Séance jme la pète !

Voici le matériel composant les machines de test :

Au niveau drivers, nous avons utilisés ceux livrés par défaut sur le CD du Shuttle et les derniers ForceWare 77.72 de NVIDIA pour la 6800GT. Toutes les options d’optimisation BIOS de l’Asus ont été désactivées et la partie graphique du SD31P également.

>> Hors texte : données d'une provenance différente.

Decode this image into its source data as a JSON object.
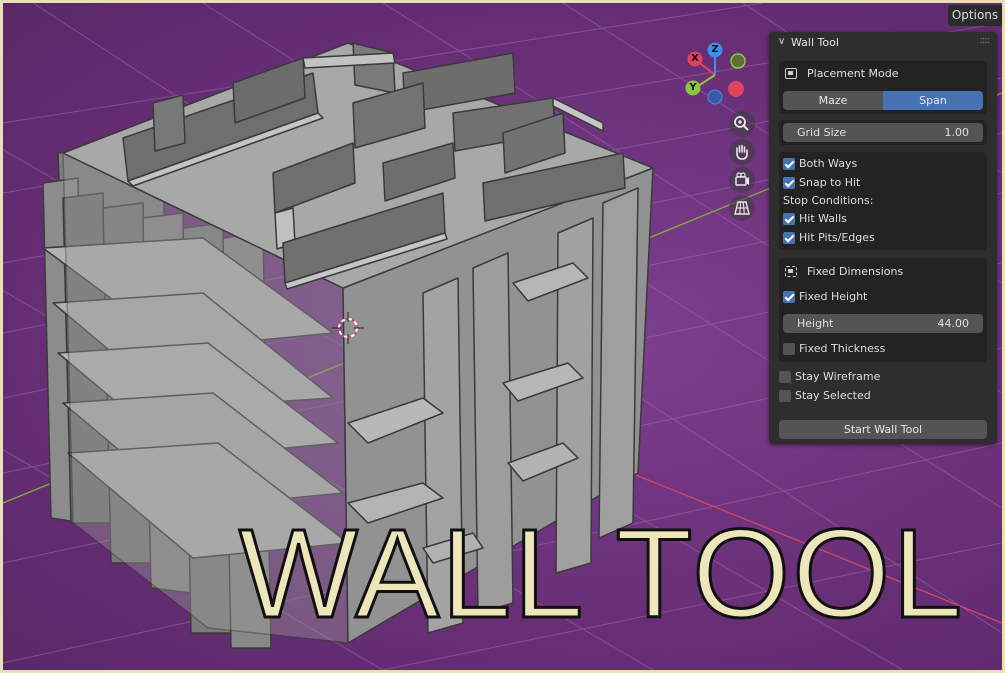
{
  "viewport": {
    "options_label": "Options",
    "gizmo": {
      "x_label": "X",
      "y_label": "Y",
      "z_label": "Z"
    },
    "nav_icons": [
      "zoom-icon",
      "hand-pan-icon",
      "camera-icon",
      "grid-view-icon"
    ],
    "overlay_title": "WALL TOOL"
  },
  "panel": {
    "title": "Wall Tool",
    "placement": {
      "label": "Placement Mode",
      "modes": [
        "Maze",
        "Span"
      ],
      "selected": "Span"
    },
    "grid_size": {
      "label": "Grid Size",
      "value": "1.00"
    },
    "options": {
      "both_ways": {
        "label": "Both Ways",
        "checked": true
      },
      "snap_to_hit": {
        "label": "Snap to Hit",
        "checked": true
      },
      "stop_conditions_label": "Stop Conditions:",
      "hit_walls": {
        "label": "Hit Walls",
        "checked": true
      },
      "hit_pits": {
        "label": "Hit Pits/Edges",
        "checked": true
      }
    },
    "fixed_dimensions": {
      "label": "Fixed Dimensions",
      "fixed_height": {
        "label": "Fixed Height",
        "checked": true
      },
      "height": {
        "label": "Height",
        "value": "44.00"
      },
      "fixed_thickness": {
        "label": "Fixed Thickness",
        "checked": false
      }
    },
    "stay_wireframe": {
      "label": "Stay Wireframe",
      "checked": false
    },
    "stay_selected": {
      "label": "Stay Selected",
      "checked": false
    },
    "start_button": "Start Wall Tool"
  },
  "colors": {
    "background": "#6a3079",
    "accent": "#4772b3",
    "wall": "#a5a5a5",
    "title_fill": "#ede6bb",
    "axis_x": "#e0435e",
    "axis_y": "#8cc63f",
    "axis_z": "#3c8ef0"
  }
}
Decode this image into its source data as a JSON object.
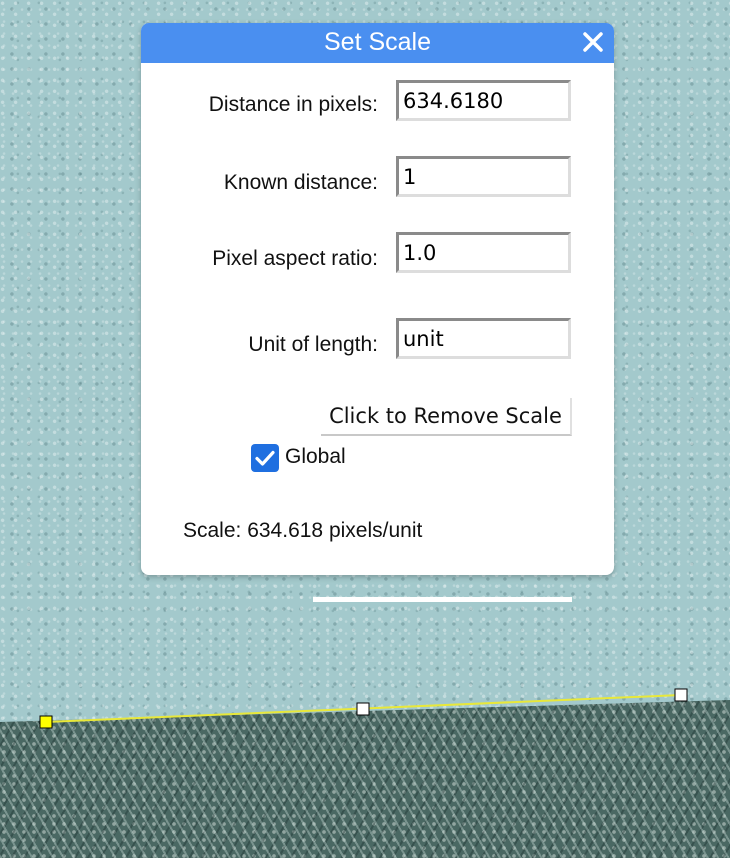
{
  "dialog": {
    "title": "Set Scale",
    "close_label": "×",
    "fields": {
      "distance_pixels": {
        "label": "Distance in pixels:",
        "value": "634.6180"
      },
      "known_distance": {
        "label": "Known distance:",
        "value": "1"
      },
      "pixel_aspect_ratio": {
        "label": "Pixel aspect ratio:",
        "value": "1.0"
      },
      "unit_of_length": {
        "label": "Unit of length:",
        "value": "unit"
      }
    },
    "remove_scale_label": "Click to Remove Scale",
    "global": {
      "label": "Global",
      "checked": true
    },
    "scale_text": "Scale: 634.618 pixels/unit"
  },
  "colors": {
    "header": "#4a8ff0",
    "checkbox": "#1f6fe0",
    "measure_line": "#e8e83a",
    "selected_handle": "#ffff00"
  },
  "icons": {
    "close": "close-icon",
    "check": "checkmark-icon"
  }
}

Concernant les FSB, ils étaient par défaut de 200.9 MHz pour le Shuttle et de 200.7 MHZ pour l’Asus… Les mauvaises habitudes perdurent donc. On notera aussi que pour avoir des résultats cohérents et non optimisés sur l’Asus il nous a fallu désactiver plusieurs options relativement peu documentées… Notons aussi que pour désactiver des fonctions comme le PEG Link Mode, « low » est apparemment devenu une habitude pour signifier « désactivé »…

Voici la liste des logiciels de benchs utilisés :


C’est parti ;)

Comme toujours commençons avec une série des benchs de synthèse tels quePC Mark 2004 et CPU Mark qui ouvre le bal :




Ici on peut tout d’abord voir que les résultats du Shuttle sont en retrait sur plusieurs points : CPU, mémoire et disque dur. Voyons si cela se répète avec d’autres tests.

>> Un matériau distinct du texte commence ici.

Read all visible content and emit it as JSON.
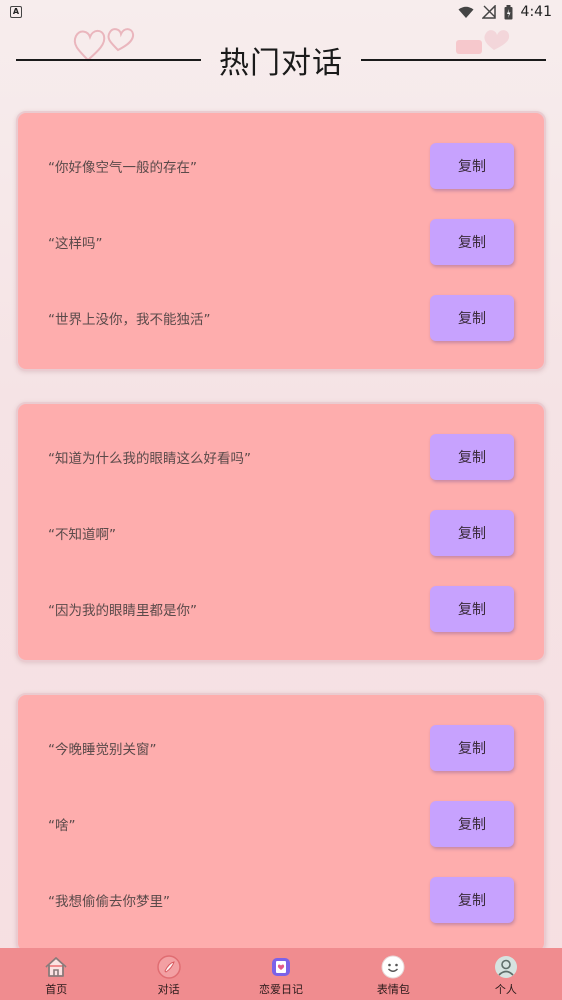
{
  "status_bar": {
    "time": "4:41",
    "notification_icon": "A"
  },
  "header": {
    "title": "热门对话"
  },
  "cards": [
    {
      "lines": [
        {
          "text": "“你好像空气一般的存在”",
          "button": "复制"
        },
        {
          "text": "“这样吗”",
          "button": "复制"
        },
        {
          "text": "“世界上没你，我不能独活”",
          "button": "复制"
        }
      ]
    },
    {
      "lines": [
        {
          "text": "“知道为什么我的眼睛这么好看吗”",
          "button": "复制"
        },
        {
          "text": "“不知道啊”",
          "button": "复制"
        },
        {
          "text": "“因为我的眼睛里都是你”",
          "button": "复制"
        }
      ]
    },
    {
      "lines": [
        {
          "text": "“今晚睡觉别关窗”",
          "button": "复制"
        },
        {
          "text": "“啥”",
          "button": "复制"
        },
        {
          "text": "“我想偷偷去你梦里”",
          "button": "复制"
        }
      ]
    }
  ],
  "tabs": [
    {
      "label": "首页",
      "icon": "home-icon"
    },
    {
      "label": "对话",
      "icon": "chat-icon"
    },
    {
      "label": "恋爱日记",
      "icon": "diary-icon"
    },
    {
      "label": "表情包",
      "icon": "emoji-icon"
    },
    {
      "label": "个人",
      "icon": "profile-icon"
    }
  ],
  "colors": {
    "card_bg": "#feadad",
    "button_bg": "#c7a2fe",
    "tab_bar_bg": "#f08c8f"
  }
}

Voici les résultats obtenus avec Sandra Sisoft et Crystal Mark qui analysent plusieurs parties du PC :




Ici aussi on note des différences surtout au niveau de la mémoire et du CPU. Le Shuttle semble donc ne pas très bien exploiter la plate-forme sur laquelle il est basé. Voyons si les résultats se vérifient aussi dans des tests applicatifs.


Commençons avec de la compression grâce à WinRaR et 7-Zip pour la compression de fichier et Gogo n’ Coda pour la conversion Wav -> MP3 d’un fichier d’un gigaoctet environ :






Dans ces trois tests, le Shuttle est aussi en retrait, il semble donc bel et bien que le CPU ne soit pas exploité au mieux.

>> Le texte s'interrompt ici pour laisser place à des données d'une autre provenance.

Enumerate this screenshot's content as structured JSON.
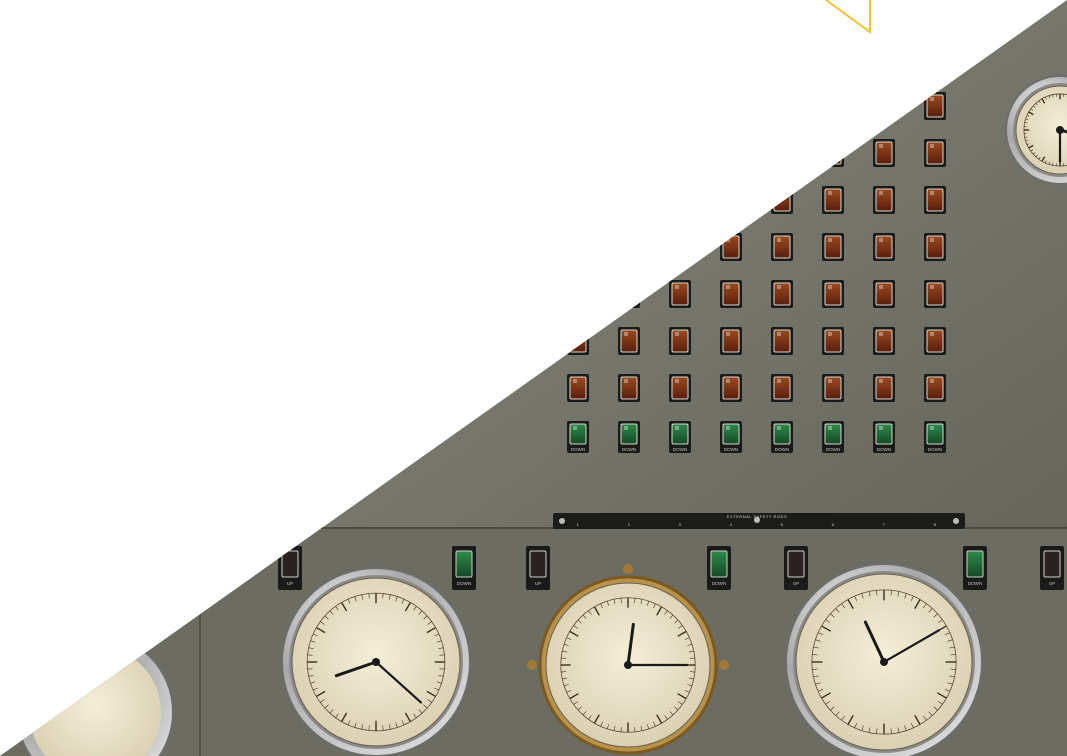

Maintenant au tour de la compression Vidéo avec notre batterie habituelle de compression d’une scène tirée d’un DVD et d’un fichier Haute définition en WMV :








Ici, la différence est plus faible, dans le test Windows Media Encoder, on reste même dans des résultats tout bonnement identiques.

Passons maintenant à des tests 3D.

Commençons avec la série des 3DMark de Future Mark :




3DMark mettant énormément en avant la partie graphique, nous obtenons les mêmes résultats. Voyons s’il en est de même pour les jeux.

Nous allons commencer comme à notre habitude par une série en détails au minimum en 640x480 afin de ne pas être influencé par la carte graphique :




Ici encore les résultats sont sans appel. Sous FarCry on dénote même une différence de près de 10 % ce qui est relativement important. La différence au niveau de la mémoire et du CPU semble ici faire tout son effet. Néanmoins cela ne peut être la seule explication...

Continuons dans des résolutions plus adaptées à une utilisation ludique des jeux :




Ici les différences sont plus faibles mais existent tout de même.

Globalement on peut s’apercevoir que deux éléments majeurs pêchent et pèsent dans la balance : La gestion du CPU et de la mémoire. Néanmoins ces deux facteurs ne devraient pas suffire à de tels résultats sou FarCry, ainsi le PCI Express semble aussi être en cause. Il semble donc confirmé que l’i945P et la DDR-II qui lui est associée ne soient pas gérés au mieux par la carte mère du Shuttle.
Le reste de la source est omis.